I really hope Citi makes AA a transfer partner. I have a lot of Citi points ready to deploy 🙂

Greg

If Citi becomes transferable to AA, that will move the needle into me getting a Strata Premier. Would be ideal.

Bob

I made a comment on DOC that got quickly poo pooed when I mentioned it would be great if Citi TY points become transferable to AA. Another commenter replied to my post and said if that were to happen, AA points would go the way of UA and DL points. In other words, the value of AA points would drop significantly. Thoughts?

Nitpicker

I agree. The law of supply and demand is not optional. If existing TYP suddenly become available as AA miles, prices will increase.

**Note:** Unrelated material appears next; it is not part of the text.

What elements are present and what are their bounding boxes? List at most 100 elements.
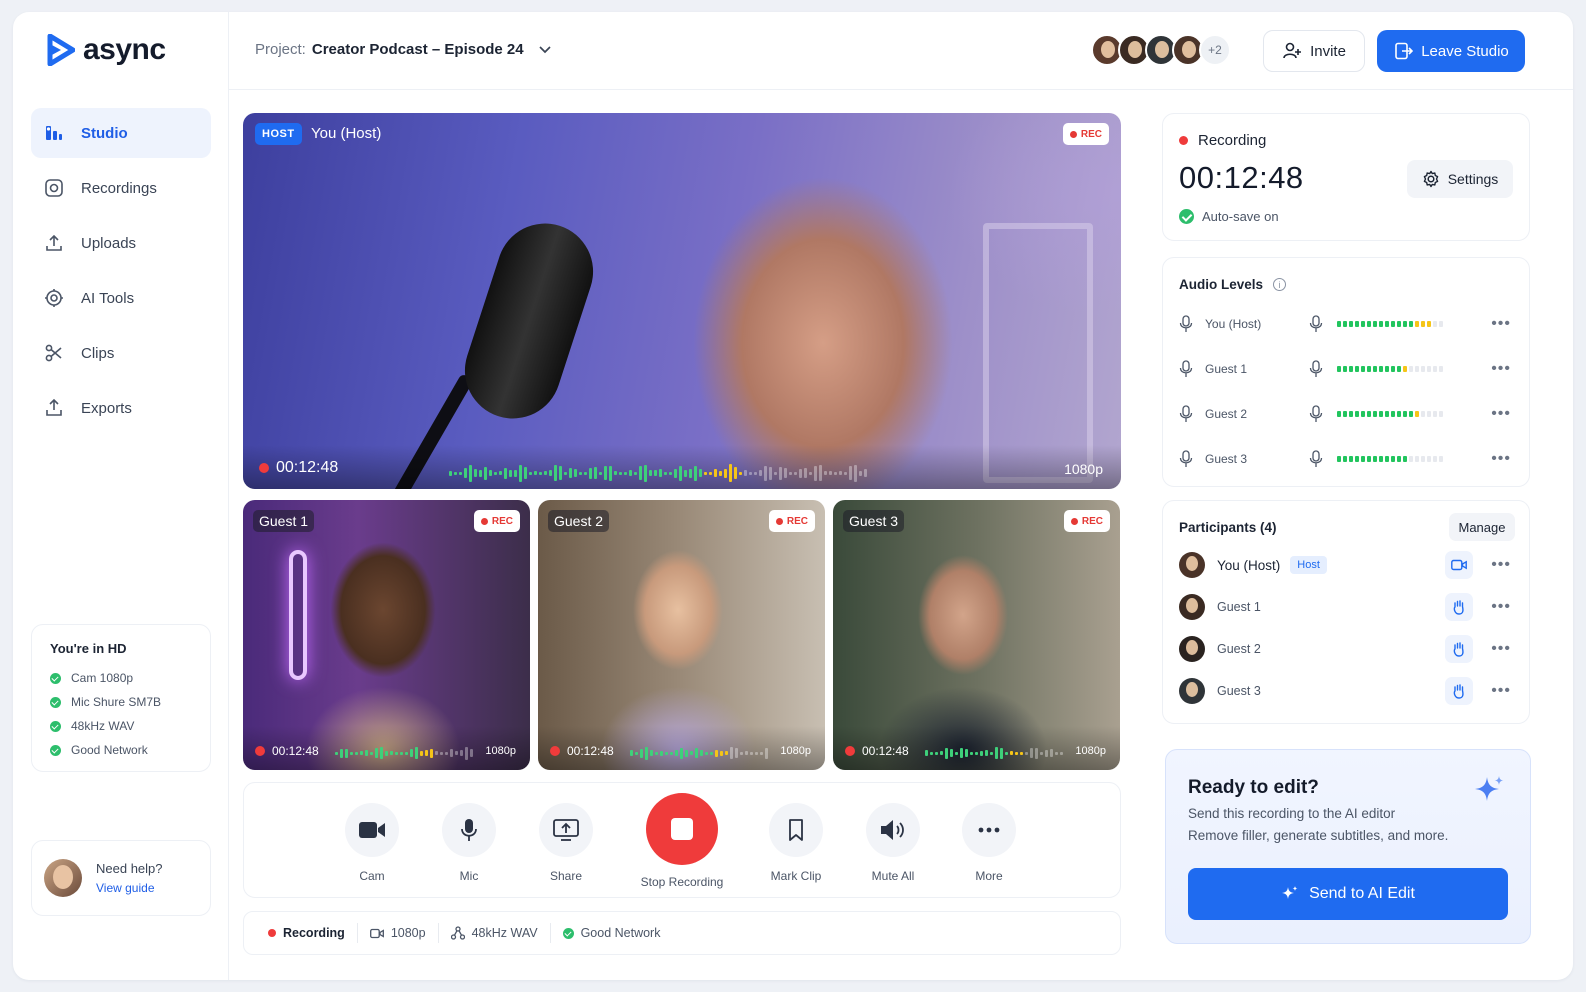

I’ve also heard United say they want their credit card to increase flying on their airline, not just earn the huge sums they get from selling miles. The same is also reflected in at least 2 surveys I received. I had also read United complain about Ultimate Rewards competing with their card. If AA went the same route with Citi, maybe they’d start to have the same complaints. Who knows?

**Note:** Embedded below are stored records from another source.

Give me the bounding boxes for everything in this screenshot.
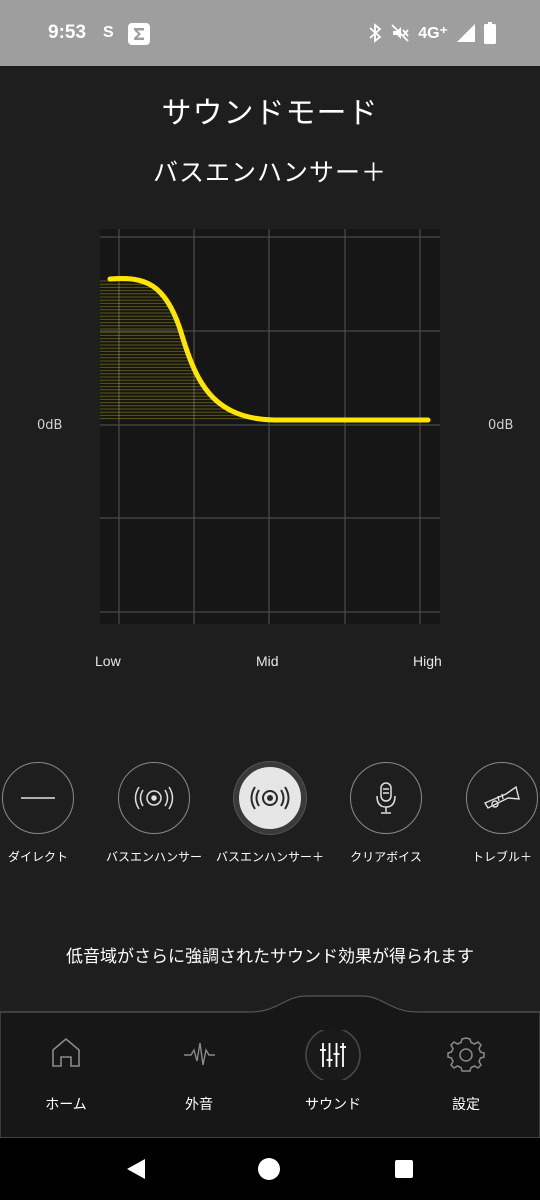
mode-button-bass-enhancer[interactable] [118, 762, 190, 834]
mode-label-bass-enhancer: バスエンハンサー [105, 850, 203, 864]
eq-curve-fill [100, 280, 257, 420]
axis-label-high: High [413, 653, 442, 669]
waveform-icon [184, 1042, 215, 1066]
mode-label-treble-plus: トレブル＋ [471, 850, 533, 864]
microphone-icon [376, 782, 396, 814]
mode-button-treble-plus[interactable] [466, 762, 538, 834]
axis-label-mid: Mid [256, 653, 279, 669]
recents-icon [395, 1160, 413, 1178]
mute-icon [391, 24, 409, 42]
nav-label-sound: サウンド [305, 1097, 361, 1113]
status-bar: 9:53 S 4G⁺ [0, 0, 540, 66]
db-label-left: 0dB [37, 418, 63, 433]
mode-button-clear-voice[interactable] [350, 762, 422, 834]
nav-label-ambient: 外音 [185, 1097, 213, 1113]
gear-icon [447, 1037, 485, 1072]
status-time: 9:53 [48, 22, 87, 43]
eq-curve-chart [100, 229, 440, 624]
app-notification-icon: S [103, 24, 114, 41]
system-nav-bar [0, 1138, 540, 1200]
nav-label-settings: 設定 [452, 1097, 480, 1113]
mode-button-bass-enhancer-plus[interactable] [234, 762, 306, 834]
speaker-waves-icon [134, 786, 174, 810]
mode-label-clear-voice: クリアボイス [350, 850, 422, 864]
page-title: サウンドモード [161, 96, 379, 131]
speaker-waves-icon [250, 786, 290, 810]
chart-grid [100, 229, 440, 624]
mode-button-direct[interactable] [2, 762, 74, 834]
signal-icon [457, 24, 475, 42]
home-icon [52, 1037, 80, 1067]
mode-description: 低音域がさらに強調されたサウンド効果が得られます [66, 947, 474, 967]
home-nav-icon [258, 1158, 280, 1180]
sigma-app-icon [128, 23, 150, 45]
bluetooth-icon [369, 23, 382, 43]
battery-icon [484, 22, 496, 44]
mode-label-direct: ダイレクト [7, 850, 69, 864]
equalizer-icon [305, 1027, 361, 1083]
network-type: 4G⁺ [418, 25, 448, 42]
axis-label-low: Low [95, 653, 121, 669]
mode-label-bass-enhancer-plus: バスエンハンサー＋ [215, 850, 325, 864]
trumpet-icon [483, 785, 520, 809]
nav-label-home: ホーム [45, 1097, 87, 1113]
selected-mode-name: バスエンハンサー＋ [152, 158, 387, 187]
db-label-right: 0dB [488, 418, 514, 433]
line-icon [21, 797, 55, 799]
status-icons: 4G⁺ [368, 20, 496, 46]
back-icon [127, 1159, 145, 1179]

Last edited 1 month ago by Nitpicker
Andrew

I think it would be inevitable that AA point value drops some if more points become available. At some point this big influx of Alaska miles from AMEX will do the same in their program.

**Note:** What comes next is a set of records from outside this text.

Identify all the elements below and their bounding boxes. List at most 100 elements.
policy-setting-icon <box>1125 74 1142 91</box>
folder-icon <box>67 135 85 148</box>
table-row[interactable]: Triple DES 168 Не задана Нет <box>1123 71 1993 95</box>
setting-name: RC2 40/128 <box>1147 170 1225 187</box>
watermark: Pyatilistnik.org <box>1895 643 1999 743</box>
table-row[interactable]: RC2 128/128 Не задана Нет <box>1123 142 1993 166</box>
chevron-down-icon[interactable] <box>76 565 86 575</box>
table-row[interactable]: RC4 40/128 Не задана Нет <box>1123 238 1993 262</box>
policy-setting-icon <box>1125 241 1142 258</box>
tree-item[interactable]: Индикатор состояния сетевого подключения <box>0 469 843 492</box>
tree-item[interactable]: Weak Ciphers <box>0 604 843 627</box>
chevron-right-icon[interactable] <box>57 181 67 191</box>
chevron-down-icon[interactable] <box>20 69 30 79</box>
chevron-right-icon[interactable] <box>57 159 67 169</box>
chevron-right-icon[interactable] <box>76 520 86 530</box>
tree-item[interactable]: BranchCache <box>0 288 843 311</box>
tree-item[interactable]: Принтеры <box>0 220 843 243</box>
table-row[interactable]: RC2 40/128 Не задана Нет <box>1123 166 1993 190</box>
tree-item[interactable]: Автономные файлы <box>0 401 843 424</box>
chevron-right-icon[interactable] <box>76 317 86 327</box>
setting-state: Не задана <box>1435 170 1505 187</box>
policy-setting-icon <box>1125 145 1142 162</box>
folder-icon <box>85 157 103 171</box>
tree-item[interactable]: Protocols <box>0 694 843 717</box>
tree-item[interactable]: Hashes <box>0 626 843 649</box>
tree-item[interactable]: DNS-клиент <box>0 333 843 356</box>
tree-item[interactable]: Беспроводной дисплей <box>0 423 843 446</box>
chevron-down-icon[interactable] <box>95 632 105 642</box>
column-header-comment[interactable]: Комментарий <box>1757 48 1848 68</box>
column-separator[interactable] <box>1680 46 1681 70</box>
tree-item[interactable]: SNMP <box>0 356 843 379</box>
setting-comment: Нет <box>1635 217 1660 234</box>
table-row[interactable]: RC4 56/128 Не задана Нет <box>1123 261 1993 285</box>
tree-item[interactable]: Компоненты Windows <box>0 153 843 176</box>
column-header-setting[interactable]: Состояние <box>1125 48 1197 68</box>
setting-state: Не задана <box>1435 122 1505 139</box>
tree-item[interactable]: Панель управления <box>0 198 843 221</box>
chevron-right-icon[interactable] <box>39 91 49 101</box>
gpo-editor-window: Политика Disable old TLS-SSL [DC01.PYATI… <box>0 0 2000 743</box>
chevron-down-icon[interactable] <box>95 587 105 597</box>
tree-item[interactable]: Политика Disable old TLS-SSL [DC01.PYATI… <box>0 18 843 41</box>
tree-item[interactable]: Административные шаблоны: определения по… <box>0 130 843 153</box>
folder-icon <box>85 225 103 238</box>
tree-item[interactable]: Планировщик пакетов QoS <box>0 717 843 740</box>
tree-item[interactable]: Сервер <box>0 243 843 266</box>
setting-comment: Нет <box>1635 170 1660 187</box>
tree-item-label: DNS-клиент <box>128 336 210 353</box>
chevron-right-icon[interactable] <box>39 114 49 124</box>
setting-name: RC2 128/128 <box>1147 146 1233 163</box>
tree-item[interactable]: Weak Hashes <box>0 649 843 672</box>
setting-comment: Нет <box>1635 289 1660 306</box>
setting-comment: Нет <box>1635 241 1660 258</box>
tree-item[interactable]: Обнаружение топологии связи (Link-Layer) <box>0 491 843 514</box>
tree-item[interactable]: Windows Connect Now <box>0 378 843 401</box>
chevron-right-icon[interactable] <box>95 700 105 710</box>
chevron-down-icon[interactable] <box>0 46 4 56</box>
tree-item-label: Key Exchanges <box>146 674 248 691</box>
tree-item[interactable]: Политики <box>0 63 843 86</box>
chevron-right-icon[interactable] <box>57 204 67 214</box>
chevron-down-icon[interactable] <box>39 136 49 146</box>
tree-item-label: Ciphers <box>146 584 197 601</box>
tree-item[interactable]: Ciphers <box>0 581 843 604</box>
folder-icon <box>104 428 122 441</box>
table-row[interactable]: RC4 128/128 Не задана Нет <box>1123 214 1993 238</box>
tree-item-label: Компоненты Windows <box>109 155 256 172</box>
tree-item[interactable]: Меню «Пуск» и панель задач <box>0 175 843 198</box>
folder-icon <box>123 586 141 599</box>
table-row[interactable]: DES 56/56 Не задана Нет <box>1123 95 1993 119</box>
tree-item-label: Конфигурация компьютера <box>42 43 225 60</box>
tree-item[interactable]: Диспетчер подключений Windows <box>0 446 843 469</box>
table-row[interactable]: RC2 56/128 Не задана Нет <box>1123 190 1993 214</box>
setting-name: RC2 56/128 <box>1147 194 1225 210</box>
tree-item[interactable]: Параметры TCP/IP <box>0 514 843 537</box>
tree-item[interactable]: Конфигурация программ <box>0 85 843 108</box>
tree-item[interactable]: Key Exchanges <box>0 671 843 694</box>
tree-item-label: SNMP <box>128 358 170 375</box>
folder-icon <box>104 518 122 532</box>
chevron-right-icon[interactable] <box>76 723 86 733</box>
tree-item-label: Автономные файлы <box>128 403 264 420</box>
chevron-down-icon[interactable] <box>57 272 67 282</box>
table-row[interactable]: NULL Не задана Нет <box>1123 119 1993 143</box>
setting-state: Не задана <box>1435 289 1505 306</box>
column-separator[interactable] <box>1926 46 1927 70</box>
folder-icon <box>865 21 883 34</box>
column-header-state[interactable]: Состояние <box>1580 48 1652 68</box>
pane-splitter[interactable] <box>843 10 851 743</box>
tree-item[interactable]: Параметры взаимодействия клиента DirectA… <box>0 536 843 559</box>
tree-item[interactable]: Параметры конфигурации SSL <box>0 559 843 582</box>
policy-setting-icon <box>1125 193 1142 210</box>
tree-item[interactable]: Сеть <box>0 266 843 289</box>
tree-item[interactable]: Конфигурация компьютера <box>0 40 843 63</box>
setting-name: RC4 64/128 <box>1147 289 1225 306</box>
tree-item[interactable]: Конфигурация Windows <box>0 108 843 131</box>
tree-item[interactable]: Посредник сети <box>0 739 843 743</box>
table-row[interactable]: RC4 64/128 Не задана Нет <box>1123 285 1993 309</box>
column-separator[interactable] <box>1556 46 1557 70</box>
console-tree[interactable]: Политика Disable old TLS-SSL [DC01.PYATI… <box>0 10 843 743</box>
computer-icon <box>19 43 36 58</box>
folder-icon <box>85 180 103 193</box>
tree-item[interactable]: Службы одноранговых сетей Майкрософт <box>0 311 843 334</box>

But to the point of DL and UA awards? That I see as unlikely. All programs will devalue to some extent over time with inflation, but they don’t all have to drive to 1 cpp at the same speed. TYP are harder to generate than UR or MR. Critically Citi doesn’t have business TYP earning cards, so there’s no equivalent to the Ink train or humongous Bus Gold and Plat offers that you can repeat on end without affecting your credit report. Citi has the Strata Premier locked down with one bonus every 4 years and no other high SUB cards. It’s easier to churn AA miles from the current lineup of AA cobranded cards than it would be from Citi TYP cards (though we could see some shake up to that with an exclusive deal).

AA partner awards seem like they are on borrowed time at current value levels, but I don’t think the program completely blows up if this happens. AA actually has some flashes of domestic value and that will probably stay true, with maybe decent rather than amazing partner redemptions.

klsd

If ones grabs the Aviator Silver from Barclays now, what would that convert to at Citi? Will there be some new card options?

Lee

Excellent thoughts for strategy. Thank you so much.

Eric

For those of us with an Aviator MastercAArd, would being converted to Citi be likely to count against 5/24?